Пушкин был в восторге от этого разговора и советовал мне записать его. Он говорил, что я даже запоминаю слова, а не только вещи и события. У него самого удивительная память, особенно на стихи; прозу он, по его словам, запоминает хуже. Как только есть размер, рифма, – слова укладываются в его голове. Он говорил мне: «Они устанавливаются в ряды, как солдаты на параде».

Какой он оригинальный! Я уверена, что он и думает, и сны видит в стихах.

Великий Князь говорил со мной о Гоголе; он прозвал его «Малоросс, прирученный Доньей Соль».

Он находит в нем много юмора, оригинальности, веселости, а также поэзии.

Вчера вечером у меня были гости. Говорили о школах, о Песталоцци, о Фенелоне, о Великом Дофине, о Сен-Сире, о Бецком[115], о m-me де Ментенон. Жуковский восхищается Фенелоном. Великий Князь сказал: «В m-me де Ментенон было больше педантизма, чем набожности. Но что за властная женщина!» Он рассказывал о приезде Петра Великого в Сен-Сир; m-me де Ментенон была в постели, Петр отдернул занавеску, посмотрел на нее, ничего не сказал, поклонился и уехал. Визит к маленькому королю очень любопытен.
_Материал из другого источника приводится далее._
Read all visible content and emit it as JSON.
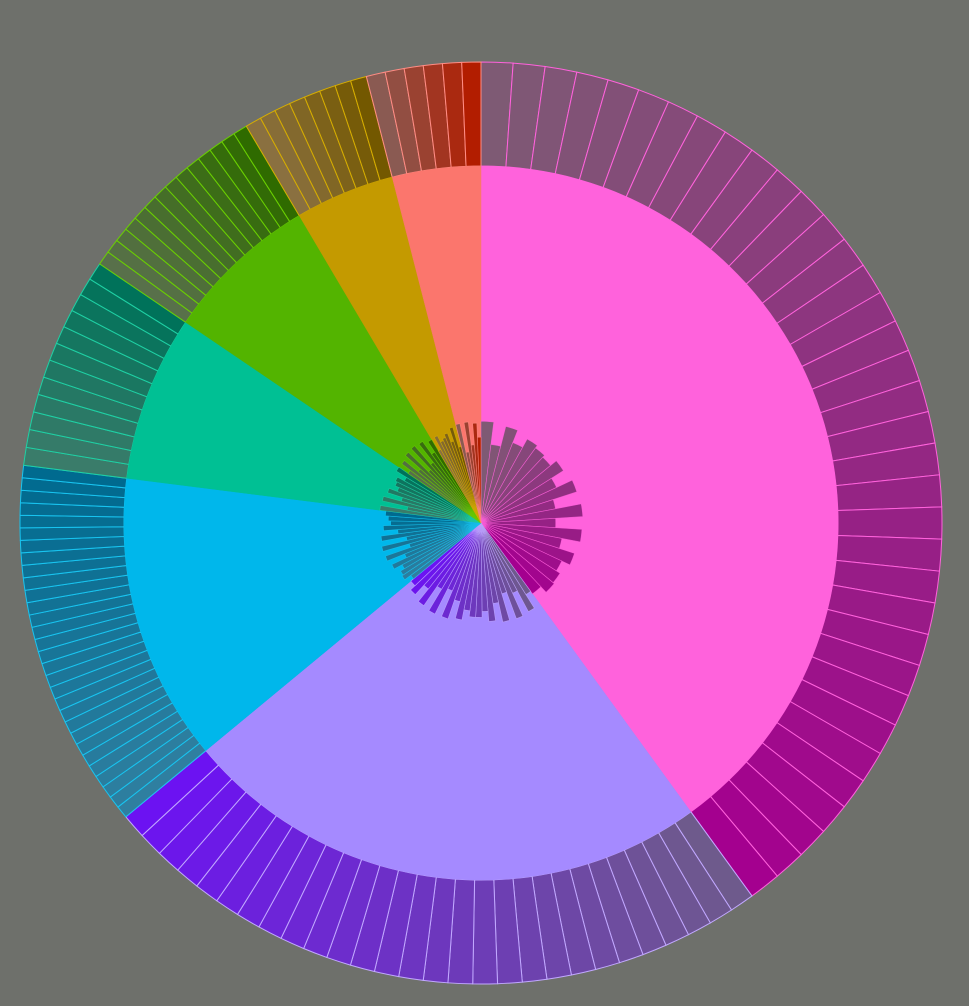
{
  "background": "#6e706b",
  "chart_data": {
    "type": "sunburst",
    "title": "",
    "start_angle_deg": 0,
    "direction": "clockwise",
    "categories": [
      {
        "name": "",
        "value": 40.0,
        "color": "#ff62dc",
        "ring_light": "#7e5a74",
        "ring_dark": "#a4008f",
        "ring_stroke": "#ff62dc",
        "children": 36,
        "inner_children": 20
      },
      {
        "name": "",
        "value": 24.0,
        "color": "#a58aff",
        "ring_light": "#6e5a8c",
        "ring_dark": "#6c12f2",
        "ring_stroke": "#c1a8ff",
        "children": 28,
        "inner_children": 22
      },
      {
        "name": "",
        "value": 13.0,
        "color": "#00b7eb",
        "ring_light": "#2f7fa0",
        "ring_dark": "#006a8f",
        "ring_stroke": "#18c4f0",
        "children": 30,
        "inner_children": 16
      },
      {
        "name": "",
        "value": 7.5,
        "color": "#00c094",
        "ring_light": "#3a7c6a",
        "ring_dark": "#00725a",
        "ring_stroke": "#1fd0a4",
        "children": 12,
        "inner_children": 10
      },
      {
        "name": "",
        "value": 7.0,
        "color": "#53b400",
        "ring_light": "#58704a",
        "ring_dark": "#2f6b00",
        "ring_stroke": "#6ad000",
        "children": 14,
        "inner_children": 10
      },
      {
        "name": "",
        "value": 4.5,
        "color": "#c49a00",
        "ring_light": "#8a7040",
        "ring_dark": "#735800",
        "ring_stroke": "#d6ad00",
        "children": 8,
        "inner_children": 8
      },
      {
        "name": "",
        "value": 4.0,
        "color": "#fb766d",
        "ring_light": "#8a5a52",
        "ring_dark": "#b21d00",
        "ring_stroke": "#ff8c84",
        "children": 6,
        "inner_children": 6
      }
    ]
  }
}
Петр поцеловал его и посадил к себе на колени. Он играл с ним и не разговаривал с регентом, чтобы показать, что он приехал к королю. Для Петра было приготовлено кресло, ниже кресла короля. Петр разрешил этот вопрос тем, что посадил короля к себе на колени. Великий Князь заметил: «Он был очень тонок, несмотря на простоту внешних приемов». Затем он рассказал, что генерал Je[116], возвратясь из Парижа (после 1815 года), так рассказывал о своих впечатлениях: я был в Fontain-bleue, видел портреты m-me La-Volière, m-me de-Maintenant, mademoiselle Valentino и m-me Ventradour.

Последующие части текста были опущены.